Страница 4 из 4
Внезапно мои мысли приняли неожиданный оборот.
— Черт бы побрал этого идиота! — выпалил я. — Что он вообще делал за пределами периметра? Старик пожал плечами.
— Любопытство. Все ученые любопытны. Он что-то увидел и пошел посмотреть… Оставь, малыш. Что сделано, то сделано. Я поглядел на памятную записку самому себе.
— Мы выясним.
Он положил подле моей записки вторую.
— Я взял на себя смелость написать это для тебя. Думал избавить тебя от боли ее составлять.
Я пробежал текст глазами. Это была та самая бумага, которую я получил вчера. «Хоукингс подвергся нападению и был убит Сатаной вскоре после полуночи по местному времени, — процитировал я. — Примите меры предосторожности, чтобы предотвратить распространение слухов».
Меня захлестнуло отвращение.
— Вот потому-то я и собираюсь взорвать всю эту дрянную систему. Ты думаешь, я хочу стать человеком, который способен отправить на смерть собственного сына? Ты думаешь, я хочу стать тобой?
Это его задело. Долгое время Старик стоял передо мной молча.
— Послушай, — наконец сказал он. — Помнишь тот день в музее Пибоди?
— Сам знаешь, что помню.
— Я стоял тогда перед той фреской и всем своим сердцем — всем твоим сердцем — желал увидеть настоящего, живого динозавра. Но и тогда, даже восьмилетним мальчиком, я знал: такого не случится. Есть вещи, которые просто не могут произойти.
Я молчал.
— Господь вручает тебе чудо, — сказал он. — Не отказывайся от него.
Потом он ушел.
А я остался.
Дело было за мной.

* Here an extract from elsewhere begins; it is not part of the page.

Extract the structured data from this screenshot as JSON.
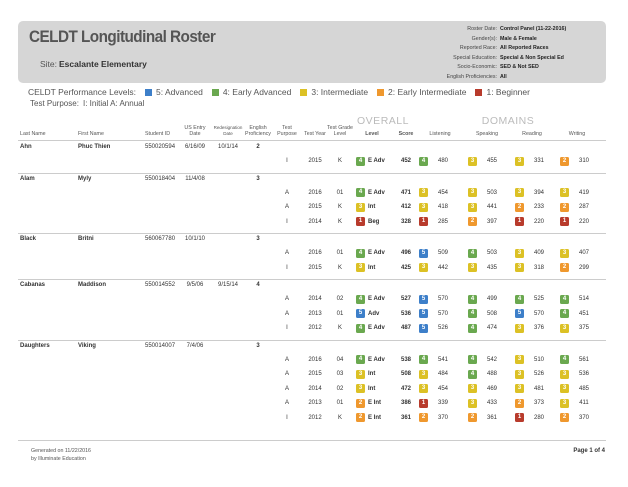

Два возможных будущих лежали бок о бок на моем столе, и я мог выбрать любое из них. Вселенная по природе своей нестабильна в каждом мгновении. Если бы не были возможны парадоксы, никто не стал бы тратить силы на то, чтобы предотвратить их. Старик доверил мне взвесить все существенные факторы, принять верное решение и жить с его последствиями.
Это было самое жестокое, что он когда-либо проделывал со мной.
Мысль о жестокости напомнила мне о глазах Старика. Глаза — настолько глубокие, что в них можно утонуть. Глаза — настолько темные, что нельзя сказать, сколько трупов погребено в них. И после стольких лет работы с ним я все еще не могу сказать: это глаза святого или самого черного человека на свете.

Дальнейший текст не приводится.